The first Marvel: Ultimate Alliance game was pretty awesome. It was one of the greatest Marvel beat’em ups ever released and it wrought pure ethereal fanboy joy whenever you played the game with three of your friends on the couch. Overall, Ultimate Alliance 2 keeps the same game mechanics from the first game, but it just doesn’t quite give the players a better or even equal playing experience. Certainly the new addition of fusion powers (combining 2 heroes powers together for double the damage) is cool initially, but there are many clones that ruin the awe of possibilities when you play through the tutorial stage. In fact, that’s a way to describe the progression of the game. As the game goes on, there is less and less to expect from it which culminates in a pretty mundane feeling as you complete it.
Ultimate Alliance 2 is a combination of about three big summer story arcs smashed and crammed into one game. You start playing in the team of Captain America, Iron Man, Spider-Man and Wolverine tearing through Dr. Doom’s castle in Latveria trying to defeat the Tinkerer. Once that’s done, the heroes bicker amongst themselves and with Nick Fury about the repercussions of invading a foreign country and the possibility of terrorist attacks on the U.S in retaliation. The story jumps from these eminent terrorist plots to the Civil War story arc and then to an odd plot twist involving nanomachines that is downright retarded. Needless to say, the climax of the game is pretty much ridiculous and totally nonsensical.
YAY:
- Nothing is more fun then booting up a game with your friends and beating the living crap out of thugs, supervillains, and robots in co-op. The multiplayer system allows you and your friends to jump in and out of the game at will and even put your character on auto-pilot should you need to take a vital bathroom break in between boss battles, which is much appreciated. The game promotes your team to decimate and destroy as many enemies and objects as possible and it even leaves you with “this is awesome right now” moments with your friends.
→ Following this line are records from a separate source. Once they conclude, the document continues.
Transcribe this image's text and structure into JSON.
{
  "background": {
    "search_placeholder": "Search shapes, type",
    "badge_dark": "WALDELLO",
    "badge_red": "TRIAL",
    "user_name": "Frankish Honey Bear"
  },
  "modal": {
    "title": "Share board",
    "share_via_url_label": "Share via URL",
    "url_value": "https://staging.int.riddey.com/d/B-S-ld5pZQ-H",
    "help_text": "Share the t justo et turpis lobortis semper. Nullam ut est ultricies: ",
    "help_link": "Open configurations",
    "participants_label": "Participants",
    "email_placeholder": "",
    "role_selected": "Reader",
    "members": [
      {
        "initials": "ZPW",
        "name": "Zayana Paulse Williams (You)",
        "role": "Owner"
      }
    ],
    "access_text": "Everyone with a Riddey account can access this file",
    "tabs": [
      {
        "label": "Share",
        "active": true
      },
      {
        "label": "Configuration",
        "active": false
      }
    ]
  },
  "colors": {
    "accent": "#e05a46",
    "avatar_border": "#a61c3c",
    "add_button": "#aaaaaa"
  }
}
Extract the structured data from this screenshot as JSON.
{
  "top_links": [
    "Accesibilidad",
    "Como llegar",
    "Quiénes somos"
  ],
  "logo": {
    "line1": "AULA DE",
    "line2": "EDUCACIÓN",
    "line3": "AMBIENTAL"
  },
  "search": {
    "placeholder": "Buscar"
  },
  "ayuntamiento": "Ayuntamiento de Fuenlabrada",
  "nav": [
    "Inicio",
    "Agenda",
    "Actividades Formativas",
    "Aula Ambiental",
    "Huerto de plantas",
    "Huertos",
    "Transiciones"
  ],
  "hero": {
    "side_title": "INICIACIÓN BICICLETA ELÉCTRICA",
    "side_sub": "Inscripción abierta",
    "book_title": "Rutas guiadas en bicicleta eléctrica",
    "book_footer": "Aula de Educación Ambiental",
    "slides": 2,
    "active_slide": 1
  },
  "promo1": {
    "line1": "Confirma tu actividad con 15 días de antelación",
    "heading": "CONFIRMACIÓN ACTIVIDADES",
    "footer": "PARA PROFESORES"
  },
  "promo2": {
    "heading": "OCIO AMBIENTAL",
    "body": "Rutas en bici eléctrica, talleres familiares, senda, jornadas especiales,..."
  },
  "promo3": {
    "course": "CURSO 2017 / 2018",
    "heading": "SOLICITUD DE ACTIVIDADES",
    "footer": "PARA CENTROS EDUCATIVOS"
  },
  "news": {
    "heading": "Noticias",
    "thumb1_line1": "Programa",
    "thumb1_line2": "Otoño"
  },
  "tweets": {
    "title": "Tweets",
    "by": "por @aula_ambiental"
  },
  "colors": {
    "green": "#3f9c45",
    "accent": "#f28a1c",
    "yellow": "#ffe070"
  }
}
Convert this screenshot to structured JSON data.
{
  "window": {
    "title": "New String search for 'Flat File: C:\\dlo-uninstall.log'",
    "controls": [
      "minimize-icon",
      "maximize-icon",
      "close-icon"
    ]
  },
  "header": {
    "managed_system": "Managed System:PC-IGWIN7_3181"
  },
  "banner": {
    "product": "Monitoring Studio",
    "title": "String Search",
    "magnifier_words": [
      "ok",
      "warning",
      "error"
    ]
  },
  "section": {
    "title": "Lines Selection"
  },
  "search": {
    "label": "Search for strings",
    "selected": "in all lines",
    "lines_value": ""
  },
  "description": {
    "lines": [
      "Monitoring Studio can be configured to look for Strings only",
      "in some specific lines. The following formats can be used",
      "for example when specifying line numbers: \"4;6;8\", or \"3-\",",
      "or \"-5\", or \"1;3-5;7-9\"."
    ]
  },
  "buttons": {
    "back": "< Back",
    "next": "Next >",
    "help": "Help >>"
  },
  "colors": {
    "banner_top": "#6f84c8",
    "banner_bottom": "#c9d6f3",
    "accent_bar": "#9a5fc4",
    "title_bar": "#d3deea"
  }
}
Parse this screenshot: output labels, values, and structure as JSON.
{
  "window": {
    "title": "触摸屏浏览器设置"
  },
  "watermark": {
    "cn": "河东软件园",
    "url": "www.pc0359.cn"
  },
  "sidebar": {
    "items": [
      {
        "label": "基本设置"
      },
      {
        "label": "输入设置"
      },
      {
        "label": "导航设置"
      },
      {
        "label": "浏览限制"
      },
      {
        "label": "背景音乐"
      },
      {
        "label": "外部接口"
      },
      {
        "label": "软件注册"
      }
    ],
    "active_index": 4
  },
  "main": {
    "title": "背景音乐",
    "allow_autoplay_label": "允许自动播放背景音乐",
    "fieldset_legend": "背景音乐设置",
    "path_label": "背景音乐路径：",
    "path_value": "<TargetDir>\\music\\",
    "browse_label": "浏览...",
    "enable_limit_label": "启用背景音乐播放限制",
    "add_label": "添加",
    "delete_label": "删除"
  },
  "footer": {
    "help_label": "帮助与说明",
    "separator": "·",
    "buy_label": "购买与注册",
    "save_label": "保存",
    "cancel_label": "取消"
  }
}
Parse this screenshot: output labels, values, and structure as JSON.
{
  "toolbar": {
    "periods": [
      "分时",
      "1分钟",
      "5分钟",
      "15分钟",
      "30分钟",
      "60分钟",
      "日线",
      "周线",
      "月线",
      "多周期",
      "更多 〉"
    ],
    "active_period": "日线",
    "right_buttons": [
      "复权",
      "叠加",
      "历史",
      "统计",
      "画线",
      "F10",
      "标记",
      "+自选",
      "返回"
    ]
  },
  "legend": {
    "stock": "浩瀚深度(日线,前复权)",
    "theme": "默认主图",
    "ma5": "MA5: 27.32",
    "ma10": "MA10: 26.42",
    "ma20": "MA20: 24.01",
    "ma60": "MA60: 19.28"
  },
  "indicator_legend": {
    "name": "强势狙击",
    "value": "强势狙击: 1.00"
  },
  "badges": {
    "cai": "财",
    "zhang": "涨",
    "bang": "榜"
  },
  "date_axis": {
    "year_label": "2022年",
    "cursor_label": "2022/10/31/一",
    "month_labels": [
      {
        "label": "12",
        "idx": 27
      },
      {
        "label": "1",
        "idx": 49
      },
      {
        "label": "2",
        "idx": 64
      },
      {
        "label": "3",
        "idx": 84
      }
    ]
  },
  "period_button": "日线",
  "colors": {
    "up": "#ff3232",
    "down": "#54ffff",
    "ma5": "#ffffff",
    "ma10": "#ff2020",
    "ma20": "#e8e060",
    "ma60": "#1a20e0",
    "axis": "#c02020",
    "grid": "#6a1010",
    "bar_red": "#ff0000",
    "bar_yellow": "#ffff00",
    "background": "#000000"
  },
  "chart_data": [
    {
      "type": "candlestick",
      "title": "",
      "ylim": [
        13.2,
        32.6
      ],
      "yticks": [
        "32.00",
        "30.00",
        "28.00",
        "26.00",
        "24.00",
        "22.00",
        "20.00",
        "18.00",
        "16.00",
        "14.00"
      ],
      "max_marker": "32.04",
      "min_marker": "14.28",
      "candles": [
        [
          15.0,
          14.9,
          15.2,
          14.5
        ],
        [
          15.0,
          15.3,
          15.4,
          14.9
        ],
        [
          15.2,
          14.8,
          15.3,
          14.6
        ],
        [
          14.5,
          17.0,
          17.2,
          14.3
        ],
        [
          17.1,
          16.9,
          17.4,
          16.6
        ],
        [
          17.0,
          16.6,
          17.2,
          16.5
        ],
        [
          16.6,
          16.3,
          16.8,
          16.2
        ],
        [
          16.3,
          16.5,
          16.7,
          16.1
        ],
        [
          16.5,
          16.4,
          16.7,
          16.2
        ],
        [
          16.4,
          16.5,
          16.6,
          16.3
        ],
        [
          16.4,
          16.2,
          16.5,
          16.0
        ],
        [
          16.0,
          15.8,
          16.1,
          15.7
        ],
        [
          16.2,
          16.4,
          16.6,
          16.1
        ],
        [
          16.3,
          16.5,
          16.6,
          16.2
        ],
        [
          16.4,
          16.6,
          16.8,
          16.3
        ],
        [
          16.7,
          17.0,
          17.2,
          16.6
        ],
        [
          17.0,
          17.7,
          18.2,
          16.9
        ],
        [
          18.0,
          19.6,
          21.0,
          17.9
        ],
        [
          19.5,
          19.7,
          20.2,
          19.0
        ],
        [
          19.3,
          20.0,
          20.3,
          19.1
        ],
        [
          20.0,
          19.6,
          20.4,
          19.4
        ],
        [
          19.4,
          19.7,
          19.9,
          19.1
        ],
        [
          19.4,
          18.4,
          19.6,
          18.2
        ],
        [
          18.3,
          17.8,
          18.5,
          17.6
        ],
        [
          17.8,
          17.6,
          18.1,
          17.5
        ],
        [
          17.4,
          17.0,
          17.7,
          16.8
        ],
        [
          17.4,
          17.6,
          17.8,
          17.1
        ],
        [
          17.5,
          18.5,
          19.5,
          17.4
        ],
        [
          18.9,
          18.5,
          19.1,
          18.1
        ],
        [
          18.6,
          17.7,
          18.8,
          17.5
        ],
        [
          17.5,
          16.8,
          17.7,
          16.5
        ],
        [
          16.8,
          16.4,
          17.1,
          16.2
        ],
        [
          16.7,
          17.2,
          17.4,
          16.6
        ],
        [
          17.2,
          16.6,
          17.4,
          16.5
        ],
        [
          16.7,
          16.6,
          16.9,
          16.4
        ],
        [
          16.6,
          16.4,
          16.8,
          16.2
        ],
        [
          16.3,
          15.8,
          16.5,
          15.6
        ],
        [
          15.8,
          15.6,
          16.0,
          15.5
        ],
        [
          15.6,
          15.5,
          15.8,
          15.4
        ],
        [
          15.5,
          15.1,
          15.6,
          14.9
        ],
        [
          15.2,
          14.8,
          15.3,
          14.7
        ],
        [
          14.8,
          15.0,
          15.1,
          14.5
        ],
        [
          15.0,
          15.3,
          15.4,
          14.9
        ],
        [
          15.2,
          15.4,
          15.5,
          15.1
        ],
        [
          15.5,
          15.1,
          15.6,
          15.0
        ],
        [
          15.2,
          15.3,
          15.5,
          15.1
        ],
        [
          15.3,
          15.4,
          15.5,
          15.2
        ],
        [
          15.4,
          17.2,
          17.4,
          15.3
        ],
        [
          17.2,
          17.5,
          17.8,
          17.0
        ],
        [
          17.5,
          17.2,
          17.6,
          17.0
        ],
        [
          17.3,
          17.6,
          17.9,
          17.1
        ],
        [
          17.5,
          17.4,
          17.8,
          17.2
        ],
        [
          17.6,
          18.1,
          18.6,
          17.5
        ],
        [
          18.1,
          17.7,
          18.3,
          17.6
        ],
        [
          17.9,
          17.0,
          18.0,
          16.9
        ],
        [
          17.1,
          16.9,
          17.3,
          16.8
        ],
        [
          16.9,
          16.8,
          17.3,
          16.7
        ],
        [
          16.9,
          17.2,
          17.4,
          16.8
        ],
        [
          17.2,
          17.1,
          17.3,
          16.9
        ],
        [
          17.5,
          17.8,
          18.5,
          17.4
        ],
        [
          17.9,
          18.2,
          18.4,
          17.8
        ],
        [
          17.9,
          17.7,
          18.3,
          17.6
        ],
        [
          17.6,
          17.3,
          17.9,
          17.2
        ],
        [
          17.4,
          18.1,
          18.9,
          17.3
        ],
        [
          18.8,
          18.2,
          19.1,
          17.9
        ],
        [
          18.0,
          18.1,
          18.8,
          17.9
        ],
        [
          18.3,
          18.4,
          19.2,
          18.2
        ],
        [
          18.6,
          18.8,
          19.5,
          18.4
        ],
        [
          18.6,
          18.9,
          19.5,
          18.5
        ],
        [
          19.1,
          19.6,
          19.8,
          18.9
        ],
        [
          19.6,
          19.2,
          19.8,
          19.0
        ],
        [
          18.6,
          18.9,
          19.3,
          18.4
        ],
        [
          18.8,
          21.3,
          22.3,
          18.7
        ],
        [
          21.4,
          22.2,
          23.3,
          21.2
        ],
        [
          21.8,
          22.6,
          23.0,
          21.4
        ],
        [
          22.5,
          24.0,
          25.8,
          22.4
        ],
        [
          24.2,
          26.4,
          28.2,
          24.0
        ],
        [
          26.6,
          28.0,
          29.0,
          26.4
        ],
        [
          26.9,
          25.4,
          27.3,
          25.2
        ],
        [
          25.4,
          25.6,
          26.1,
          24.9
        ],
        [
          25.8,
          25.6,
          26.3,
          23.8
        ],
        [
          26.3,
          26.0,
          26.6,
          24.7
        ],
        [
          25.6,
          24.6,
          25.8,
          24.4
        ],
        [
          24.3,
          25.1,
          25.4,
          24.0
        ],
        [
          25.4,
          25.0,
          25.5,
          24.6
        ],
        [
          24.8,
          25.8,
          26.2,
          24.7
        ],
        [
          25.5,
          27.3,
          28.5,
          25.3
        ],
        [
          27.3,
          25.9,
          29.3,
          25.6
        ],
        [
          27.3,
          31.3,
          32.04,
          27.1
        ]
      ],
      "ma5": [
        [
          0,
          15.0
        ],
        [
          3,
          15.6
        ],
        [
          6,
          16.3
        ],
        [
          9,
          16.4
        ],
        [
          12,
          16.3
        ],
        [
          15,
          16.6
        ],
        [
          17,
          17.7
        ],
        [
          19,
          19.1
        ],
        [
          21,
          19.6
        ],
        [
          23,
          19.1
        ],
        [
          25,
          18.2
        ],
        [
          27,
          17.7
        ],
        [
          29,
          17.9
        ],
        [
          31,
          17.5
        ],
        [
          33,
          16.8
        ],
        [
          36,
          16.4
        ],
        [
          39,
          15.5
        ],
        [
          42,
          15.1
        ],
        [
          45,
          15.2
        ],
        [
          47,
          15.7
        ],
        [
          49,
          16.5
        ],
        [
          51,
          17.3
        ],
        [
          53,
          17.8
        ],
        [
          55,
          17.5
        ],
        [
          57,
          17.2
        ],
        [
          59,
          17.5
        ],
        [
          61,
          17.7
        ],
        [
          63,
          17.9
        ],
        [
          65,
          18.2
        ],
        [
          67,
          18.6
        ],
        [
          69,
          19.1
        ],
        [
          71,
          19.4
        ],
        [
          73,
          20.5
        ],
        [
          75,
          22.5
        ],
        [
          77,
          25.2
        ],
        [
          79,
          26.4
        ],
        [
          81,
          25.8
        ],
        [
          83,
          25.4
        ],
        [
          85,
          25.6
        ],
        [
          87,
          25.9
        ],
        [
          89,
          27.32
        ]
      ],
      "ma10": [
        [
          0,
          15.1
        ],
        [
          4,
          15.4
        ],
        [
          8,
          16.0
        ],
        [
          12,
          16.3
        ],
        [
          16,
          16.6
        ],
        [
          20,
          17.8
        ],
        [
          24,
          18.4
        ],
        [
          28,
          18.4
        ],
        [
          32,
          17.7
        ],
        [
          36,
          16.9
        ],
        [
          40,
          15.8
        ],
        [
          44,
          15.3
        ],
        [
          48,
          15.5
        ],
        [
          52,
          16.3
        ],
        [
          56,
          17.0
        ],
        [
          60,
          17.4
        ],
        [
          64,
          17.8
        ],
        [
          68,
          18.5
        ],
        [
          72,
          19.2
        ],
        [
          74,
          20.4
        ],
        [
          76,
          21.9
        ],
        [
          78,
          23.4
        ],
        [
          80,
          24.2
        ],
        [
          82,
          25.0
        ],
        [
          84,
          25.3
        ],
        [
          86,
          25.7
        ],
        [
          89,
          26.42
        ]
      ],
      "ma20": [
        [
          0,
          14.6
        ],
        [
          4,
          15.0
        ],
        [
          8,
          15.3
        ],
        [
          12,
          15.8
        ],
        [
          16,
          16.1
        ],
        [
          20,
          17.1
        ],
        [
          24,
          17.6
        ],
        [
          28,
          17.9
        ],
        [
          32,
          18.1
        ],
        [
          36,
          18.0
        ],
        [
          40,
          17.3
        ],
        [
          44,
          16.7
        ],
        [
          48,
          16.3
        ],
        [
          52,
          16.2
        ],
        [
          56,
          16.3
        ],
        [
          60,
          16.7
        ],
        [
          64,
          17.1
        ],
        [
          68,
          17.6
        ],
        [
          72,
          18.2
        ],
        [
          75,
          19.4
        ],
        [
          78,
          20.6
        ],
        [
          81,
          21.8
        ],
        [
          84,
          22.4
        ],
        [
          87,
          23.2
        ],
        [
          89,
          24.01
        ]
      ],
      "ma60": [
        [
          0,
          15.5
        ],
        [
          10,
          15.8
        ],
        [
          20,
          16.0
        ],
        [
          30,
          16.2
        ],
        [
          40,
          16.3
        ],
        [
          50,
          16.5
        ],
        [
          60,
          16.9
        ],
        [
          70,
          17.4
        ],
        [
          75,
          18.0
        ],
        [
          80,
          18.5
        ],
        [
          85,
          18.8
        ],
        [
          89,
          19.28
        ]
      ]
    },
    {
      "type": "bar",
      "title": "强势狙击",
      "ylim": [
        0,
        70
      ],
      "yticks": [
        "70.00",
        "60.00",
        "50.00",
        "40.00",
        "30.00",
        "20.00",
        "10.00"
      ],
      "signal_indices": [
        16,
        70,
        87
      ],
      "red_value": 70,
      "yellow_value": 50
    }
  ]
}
- The controls have remained unchanged for the most part since the last installment and that is fantastic. You don’t need to have been playing games for years to just pick up the controller and start spamming the only two attack buttons to annihilate the opposition. Friends, girl friends, young audiences, elderly, anyone can play the game and have a remote amount of fun.
NAY:
- The character selection in Ultimate Alliance 2 is pretty terrible. Yeah, most of the main Marvel icons are present, but the characters that you really want to play like the Hulk and Thor are locked away and need a certain amount of collectible Asgard runes in order to have them join your team. This is pretty ridiculous considering the fact that the rest of the cast is unlocked just by playing the game. Why in the world would you lock away two powerhouse fan favorites because you want the player to spend fifteen extra minutes in the super linear level looking for breakable boxes that houses these stupid runes? BAH! Even despite this awful idea, certain characters do not even belong on screen like Song Bird and Penance. Why would you include these two dopes over, lemme see umm Colossus? Cyclops? Hercules? Abomination? I could go on forever with better character choices.
- The bugs render the game borderline unplayable at parts. Every single jump you make could have game-breaking consequences as you could get stuck floating in air, stuck in a buddies’ character model, or just fall through the floor. Granted this does not happen every 5 minutes, but it happens probably every hour of gameplay. It honestly forces you to ask if Vicarious Visions even tested this game at any point in time.
- Whoever wrote the storyline to the Ultimate Alliance 2 needs their head examined. Character choices do not make sense, inter-character dialogue is often laughable, and the repetition of bosses is irritating. If the above synopsis intrigues you, well then I guess snuggling up to this game in between your sessions of watching Transformers 2 is the way to go.
- There is simply not enough content here to warrant a $60 purchase. Each character only has one alternate costume, and they’re probably the costumes you don’t ever want to see on that character again. The collectible art only reminds you of how terrible some of the development team’s choices are, and the Cinemas are rendered like clay-animation. What were they thinking?
After Raven Software’s success with Ultimate Alliance, you would think that Activision would actually care about the quality of it’s follow-up. Raven Software gave the player an awesomely authentic Marvel experience the first time around and plenty of content to sift through for days. Vicarious Visions ultimately dropped the entire universe with Ultimate Alliance 2. Granted the two games play similarly but as you delve deeper into the sequel, you’ll realize just how lazy Vicarious Visions was when developing this game. But quality really wasn’t your goal, right Activision?